Notorious tough-guy author Miles Dane has a dead wife and a bad alibi. Enter defense attorney Charley Sloan, who soon wishes he’d never taken the case. Problem is, Miles seems dead set on sabotaging his own defense. He can’t even keep his facts straight. As soon as the trial begins, Charley starts to piece together the truth. But nothing can prepare him for the shocking conclusion to this spellbinding courtroom drama. “Sorrells takes . . . the late Coughlin’s Charley Sloan and puts him back in court with the same clever . . . style.”—Publishers Weekly


Excerpt from Select Editions’ Proof of Intent
Proof of Intent

     Later the address would become familiar to everyone in America, a phrase on everyone’s lips.

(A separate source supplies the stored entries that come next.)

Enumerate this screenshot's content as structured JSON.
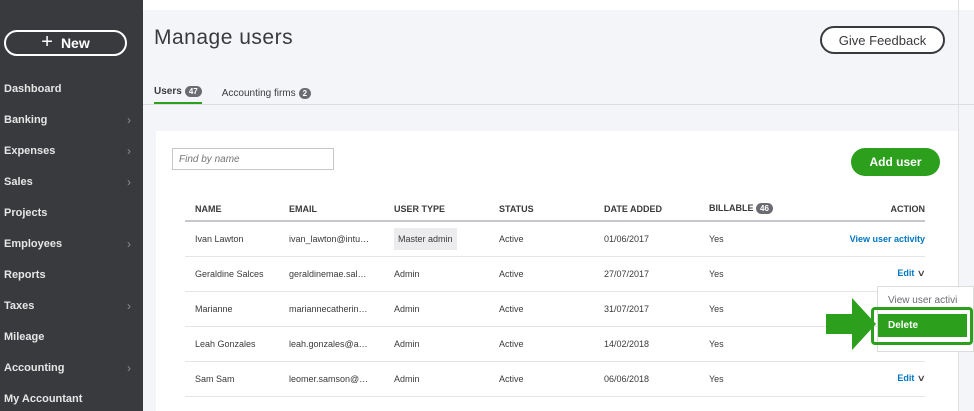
{
  "sidebar": {
    "new_label": "New",
    "items": [
      {
        "label": "Dashboard",
        "chevron": false
      },
      {
        "label": "Banking",
        "chevron": true
      },
      {
        "label": "Expenses",
        "chevron": true
      },
      {
        "label": "Sales",
        "chevron": true
      },
      {
        "label": "Projects",
        "chevron": false
      },
      {
        "label": "Employees",
        "chevron": true
      },
      {
        "label": "Reports",
        "chevron": false
      },
      {
        "label": "Taxes",
        "chevron": true
      },
      {
        "label": "Mileage",
        "chevron": false
      },
      {
        "label": "Accounting",
        "chevron": true
      },
      {
        "label": "My Accountant",
        "chevron": false
      }
    ]
  },
  "header": {
    "title": "Manage users",
    "feedback_label": "Give Feedback"
  },
  "tabs": [
    {
      "label": "Users",
      "count": "47",
      "active": true
    },
    {
      "label": "Accounting firms",
      "count": "2",
      "active": false
    }
  ],
  "search": {
    "placeholder": "Find by name"
  },
  "add_user_label": "Add user",
  "table": {
    "headers": {
      "name": "NAME",
      "email": "EMAIL",
      "user_type": "USER TYPE",
      "status": "STATUS",
      "date_added": "DATE ADDED",
      "billable": "BILLABLE",
      "billable_count": "46",
      "action": "ACTION"
    },
    "rows": [
      {
        "name": "Ivan Lawton",
        "email": "ivan_lawton@intu…",
        "user_type": "Master admin",
        "status": "Active",
        "date_added": "01/06/2017",
        "billable": "Yes",
        "action": "View user activity"
      },
      {
        "name": "Geraldine Salces",
        "email": "geraldinemae.sal…",
        "user_type": "Admin",
        "status": "Active",
        "date_added": "27/07/2017",
        "billable": "Yes",
        "action": "Edit"
      },
      {
        "name": "Marianne",
        "email": "mariannecatherin…",
        "user_type": "Admin",
        "status": "Active",
        "date_added": "31/07/2017",
        "billable": "Yes",
        "action": ""
      },
      {
        "name": "Leah Gonzales",
        "email": "leah.gonzales@a…",
        "user_type": "Admin",
        "status": "Active",
        "date_added": "14/02/2018",
        "billable": "Yes",
        "action": ""
      },
      {
        "name": "Sam Sam",
        "email": "leomer.samson@…",
        "user_type": "Admin",
        "status": "Active",
        "date_added": "06/06/2018",
        "billable": "Yes",
        "action": "Edit"
      }
    ]
  },
  "dropdown": {
    "view_label": "View user activi",
    "delete_label": "Delete"
  },
  "colors": {
    "accent": "#2ca01c",
    "sidebar": "#393a3d",
    "link": "#0077c5"
  }
}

Just like “the Rockingham estate” or “the compound at Waco.” But at the time, 221 Riverside Boulevard in Pickeral Point, Michigan, was just a big house I’d never visited before, dark and unfamiliar at that dead hour of the night.

     And so at first I didn’t see him. As I’d been instructed on the phone, I had come in the back door. The moon was throwing a white patch on the dark floor.

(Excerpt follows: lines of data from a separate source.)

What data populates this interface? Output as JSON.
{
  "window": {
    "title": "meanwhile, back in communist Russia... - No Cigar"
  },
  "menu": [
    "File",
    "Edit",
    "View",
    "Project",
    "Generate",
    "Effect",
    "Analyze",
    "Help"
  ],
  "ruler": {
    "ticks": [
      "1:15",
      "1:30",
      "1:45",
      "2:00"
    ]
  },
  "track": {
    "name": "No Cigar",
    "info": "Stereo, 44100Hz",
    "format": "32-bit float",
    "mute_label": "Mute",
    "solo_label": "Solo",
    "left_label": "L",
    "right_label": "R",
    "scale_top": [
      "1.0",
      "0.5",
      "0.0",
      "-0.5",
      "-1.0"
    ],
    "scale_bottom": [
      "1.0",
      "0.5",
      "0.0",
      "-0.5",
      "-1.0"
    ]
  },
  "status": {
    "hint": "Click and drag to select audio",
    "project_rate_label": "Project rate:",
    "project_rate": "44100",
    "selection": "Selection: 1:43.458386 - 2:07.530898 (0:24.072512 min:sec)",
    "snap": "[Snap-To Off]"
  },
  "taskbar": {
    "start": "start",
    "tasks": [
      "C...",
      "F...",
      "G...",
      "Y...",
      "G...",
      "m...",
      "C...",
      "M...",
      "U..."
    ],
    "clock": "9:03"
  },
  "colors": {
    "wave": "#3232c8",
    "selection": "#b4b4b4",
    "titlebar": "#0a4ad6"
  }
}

     As my eyes adjusted, a dark blob in the middle of the large, empty room slowly resolved itself into the form of Miles Dane. He was sitting on his haunches, head bowed, eyes shut, lips moving silently. Meditating maybe? He wore a robe of liquid white silk.

     He didn’t look at me, didn’t stir, just sat there with his lips moving, something glistening on his face. I figured, okay, maybe the guy was a flake, but since he was a potentially big client, too, I’d wait. Even if it was a couple minutes past four o’clock in the morning.

     After a moment or two the moon went behind a cloud. Miles Dane stood abruptly and walked across the straw-mat floor, through a doorway, and down a long, dark hallway. I followed. He was a short man with the physical vigor and build of a wrestler.

     We walked silently up a flight of deeply carpeted stairs, down a long hallway, into a bedroom with an expensive view of the river.

     “There,” he said, pointing.

     “What?” I thought he was pointing out the picture window. The dark, mottled water looked like hammered lead.

     “No, Charley. There.”

     Then I saw her. She lay in the bed as though sleeping. The moon came out from behind the cloud, and a pale light washed the floor, revealing both her ruined face and the black blood that suddenly seemed to be everywhere.



ABOUT THE AUTHOR
Walter Sorrells William J. Coughlin and Walter Sorrells
“Charley Sloan has come back to life,” says Walter Sorrells of the character originally created by novelist William J. Coughlin, who died in 1992 at the age of sixty-three. Coughlin, who had been both a defense attorney and a judge in Detroit, wrote a string of best-selling books featuring the rumpled but diligent Sloan, including Shadow of a Doubt, In the Presence of Enemies, and The Judgment. Mystery fans will be glad to know that Sloan, Coughlin’s most beloved character, rides again in the capable hands of Edgar Award-winning writer Sorrells.

     Sorrells, who lives in Atlanta, is himself the author of many detective novels and legal thrillers, including a series written under the pen name Ruth Birmingham. Among his other accomplishments, he holds a black belt in karate and performs as a guitarist and songwriter in clubs throughout the Southeast.

     Ultimately, though, Sorrells sees himself as a storyteller. He admires the work of Elmore Leonard for its ingenious storytelling—the art of “putting plausible, interesting characters into tough situations and watching them dig themselves out.” Above all, Sorrells strives to write books that will have a strong emotional impact on his readers. “I want to grab them by the scruff of the neck and not let go for 350 pages. That’s what being a storyteller is all about.”